THE mother of a man accused of murdering a Southampton teenager told jurors how her son was crying and panicking in a middle of the night telephone call.
Caroline Coombes described how she had been woken up by a call from Scott Townson’s girlfriend who asked her to ring him.
When she spoke to her son, he was in “one hell of a state”, she told the court.
Townson asked his mum what he should do after admitting he had beaten up Luke Woolf, a former housemate.
Mrs Coombes said: “He said he had punched and kicked him, he was crying and generally panicking. I advised him to call the police and ambulance.”
She said he sounded as though he had been drinking or was on drugs.

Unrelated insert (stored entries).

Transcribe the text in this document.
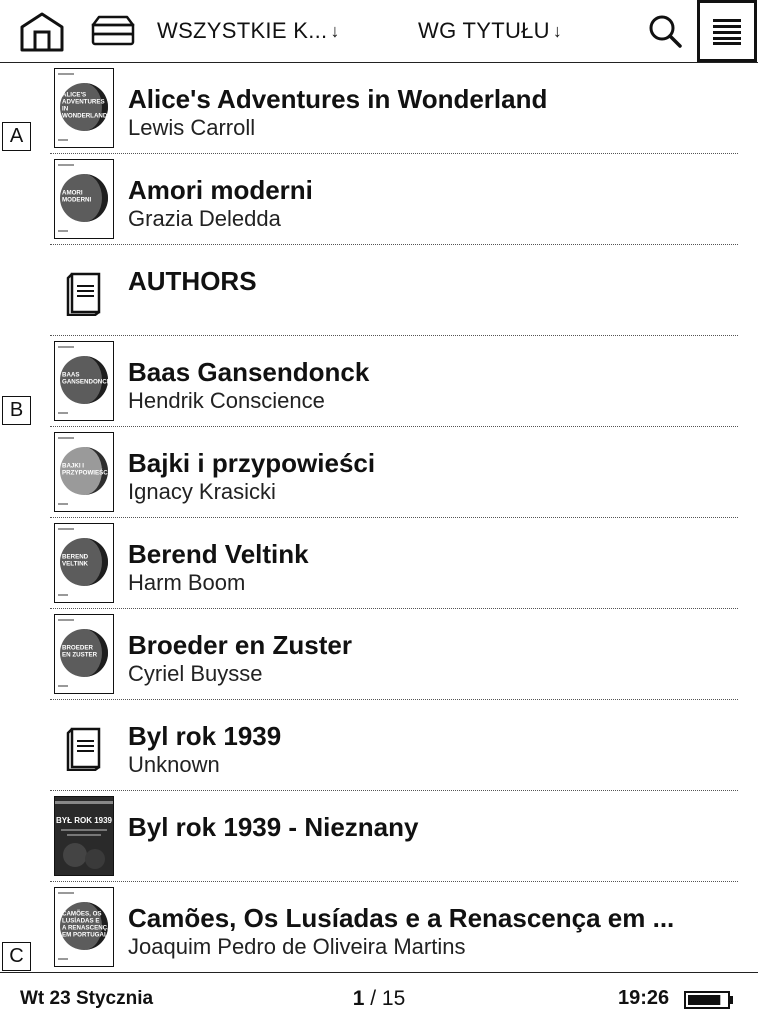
WSZYSTKIE K... ↓	WG TYTUŁU ↓
ALICE'S
ADVENTURES
IN
WONDERLAND
Alice's Adventures in Wonderland
Lewis Carroll
AMORI
MODERNI Amori moderni
Grazia Deledda
AUTHORS
BAAS
GANSENDONCK Baas Gansendonck
Hendrik Conscience
BAJKI I
PRZYPOWIEŚCI Bajki i przypowieści
Ignacy Krasicki
BEREND
VELTINK Berend Veltink
Harm Boom
BROEDER
EN ZUSTER Broeder en Zuster
Cyriel Buysse
Byl rok 1939
Unknown
BYŁ ROK 1939 Byl rok 1939 - Nieznany
CAMÕES, OS
LUSÍADAS E
A RENASCENÇA
EM PORTUGAL
Camões, Os Lusíadas e a Renascença em ...
Joaquim Pedro de Oliveira Martins
A
B
C
Wt 23 Stycznia	1 / 15	19:26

Mrs Coombes was giving evidence in the trial of her son who has denied murdering Mr Woolf at the house for single and homeless young people in Northam, Southampton.

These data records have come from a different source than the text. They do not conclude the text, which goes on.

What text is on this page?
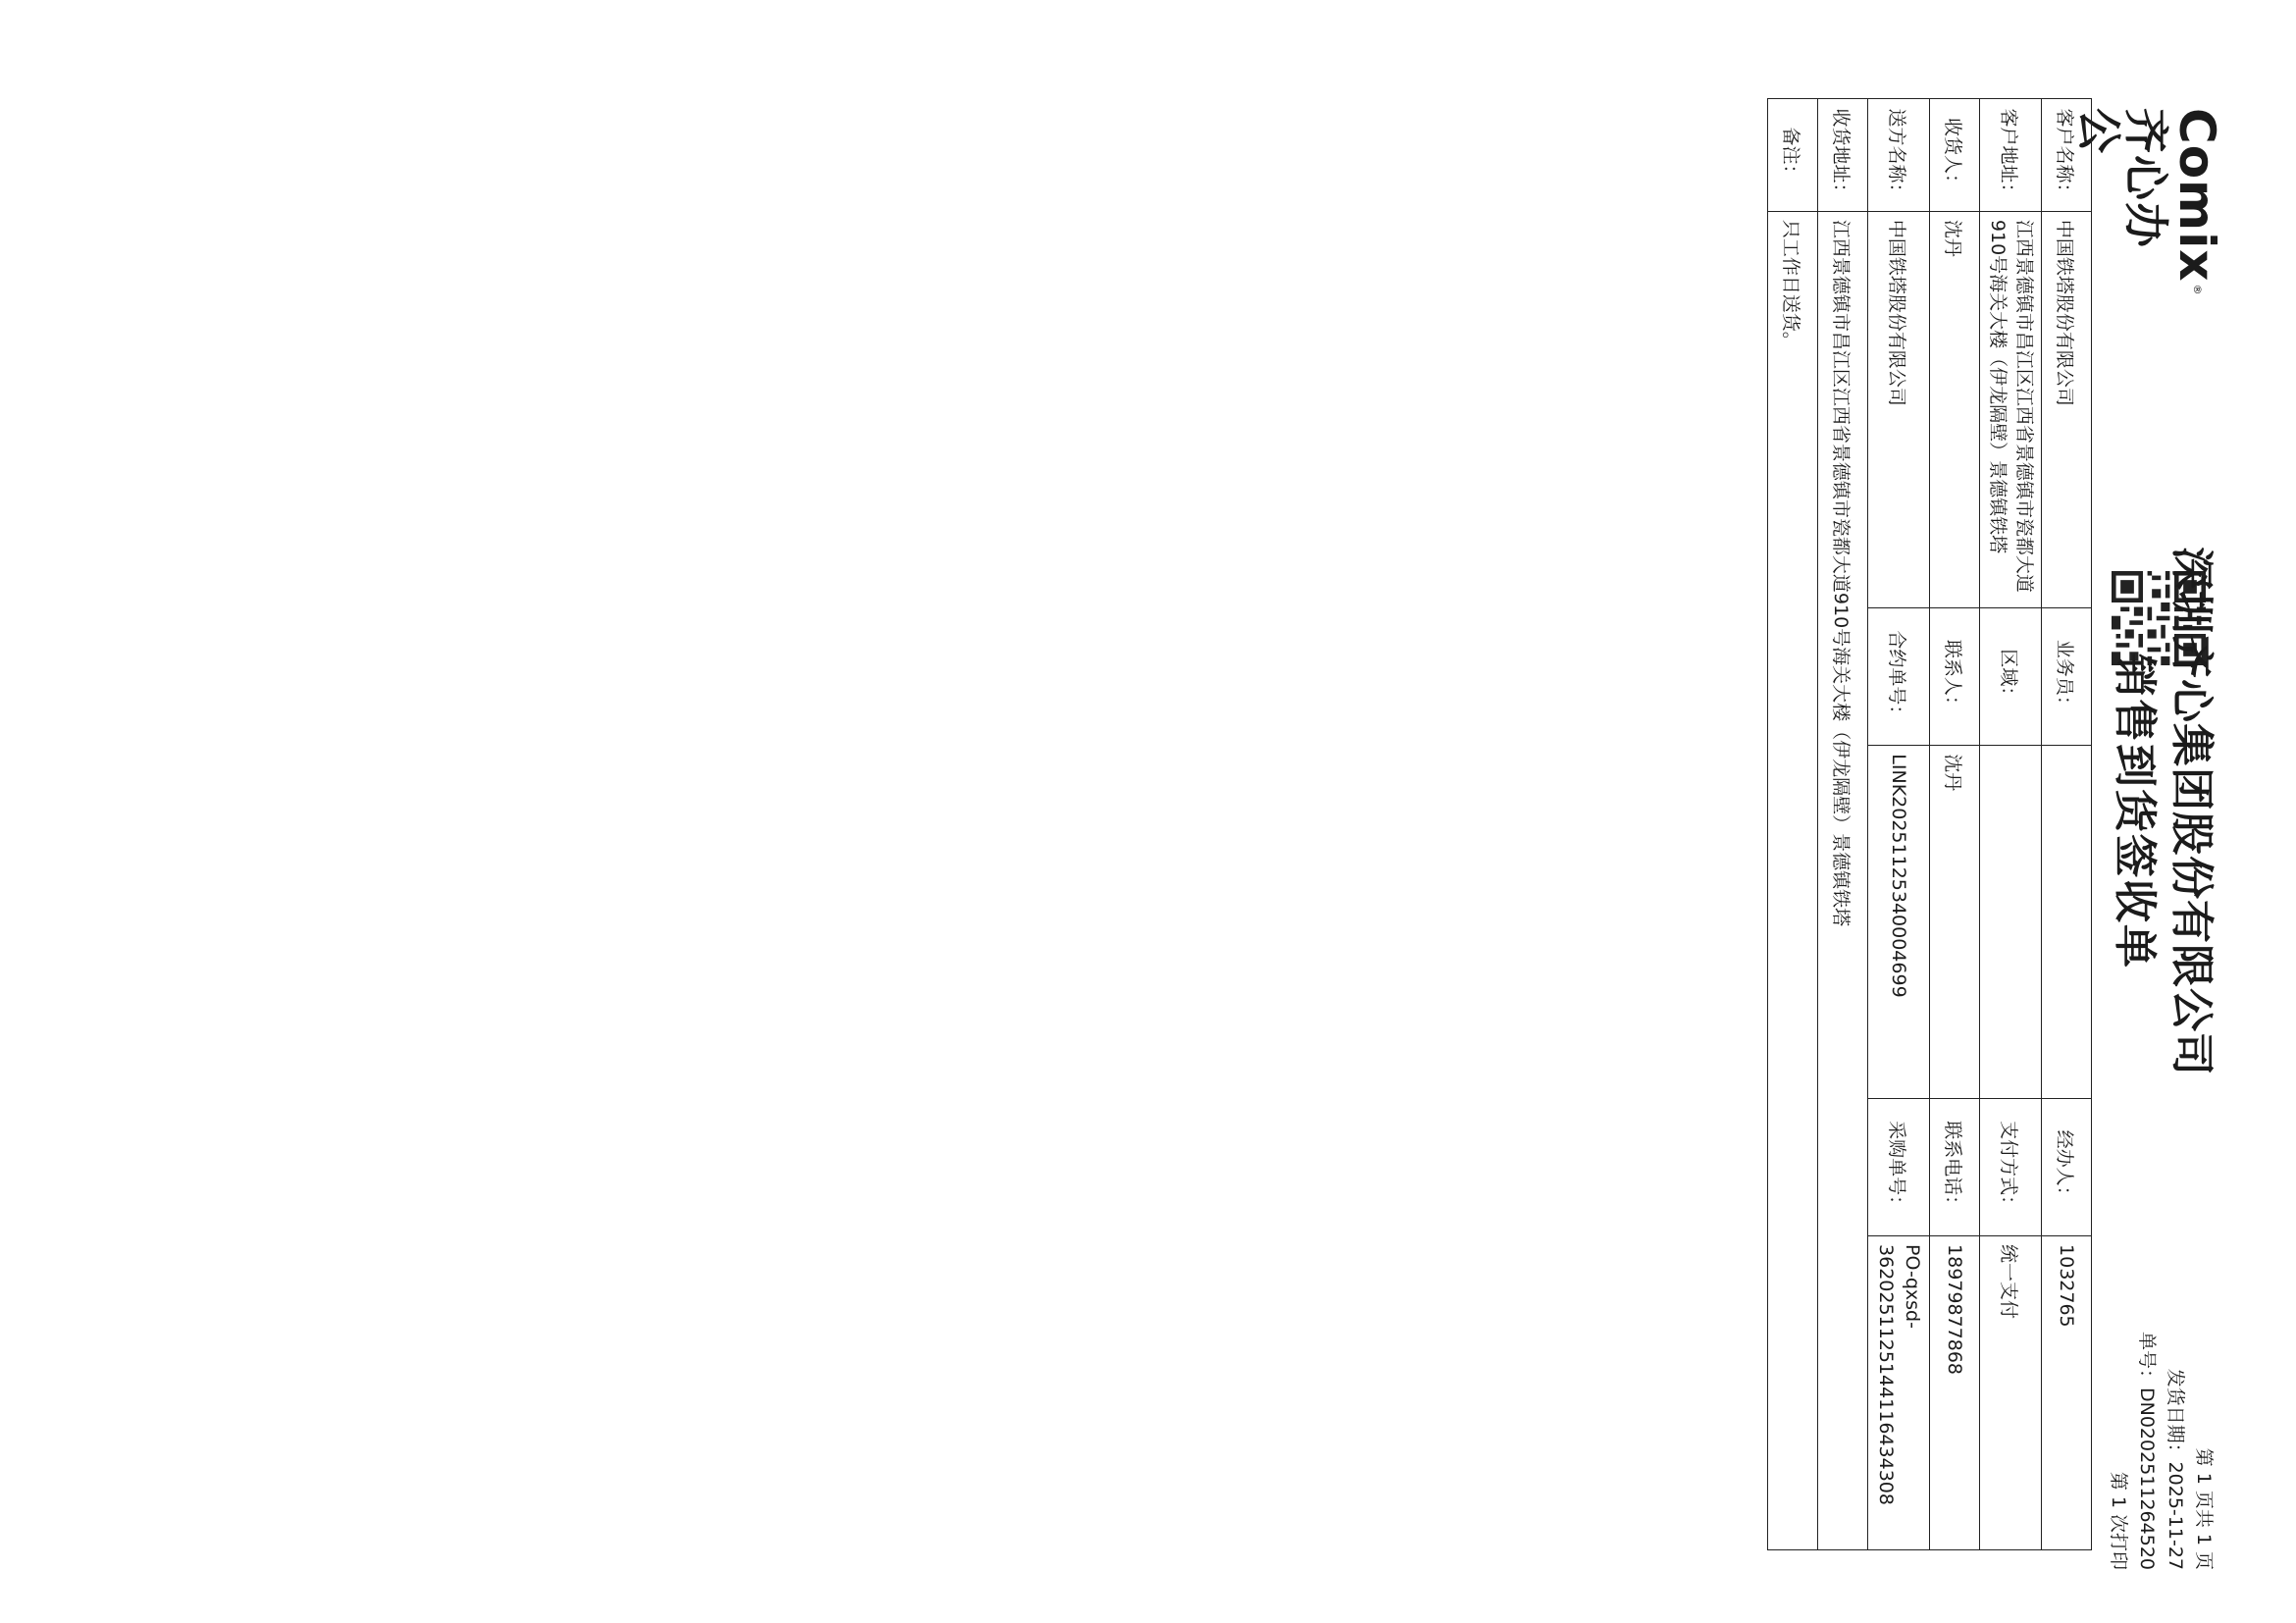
Comix®
齐心办公
深圳齐心集团股份有限公司
销售到货签收单
第 1 页共 1 页
发货日期：2025-11-27
单号：DN0202511264520
第 1 次打印
客户名称：	中国铁塔股份有限公司	业务员：		经办人：	1032765
客户地址：	江西景德镇市昌江区江西省景德镇市瓷都大道910号海关大楼（伊龙隔壁）景德镇铁塔	区域：		支付方式：	统一支付
收货人：	沈丹	联系人：	沈丹	联系电话：	18979877868
送方名称：	中国铁塔股份有限公司	合约单号：	LINK20251125340004699	采购单号：	PO-qxsd-36202511251441164343​08
收货地址：	江西景德镇市昌江区江西省景德镇市瓷都大道910号海关大楼（伊龙隔壁）景德镇铁塔				
备注：	只工作日送货。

Salisbury Crown Court had previously heard how Mr Woolf, 18, had been asked to leave after breaking rules but on the night of his death, had returned to the house in Radcliffe Road, to sleep in the lounge.
The prosecution claims he was beaten up, dragged across the road and dumped in a park where he was found unconscious by paramedics following a 999 call. He had suffered serious head injuries and underwent emergency surgery after doctors found bleeding between his skull and brain. He remained in a coma and died several months later in hospital.
Townson, 21, told detectives he had acted in self-defence after being grabbed and pinned against a wall by someone he believed was an intruder. He did not realise it was Luke until he switched the light on.
Mrs Coombes told the court she spoke to her son again in the morning when he was more subdued and again at lunchtime when she told him she was going to the police.
He asked her not to and she ended the conversation.
Under cross-examination from Tim Mousley QC, defending, she admitted her son had trouble with drugs and was on a nine-month drug intervention programme and on 12-month supervision from court. “He was doing well.”
At the police station, she said she didn’t know where he was. “I thought he was running around here, there and everywhere, panicking.”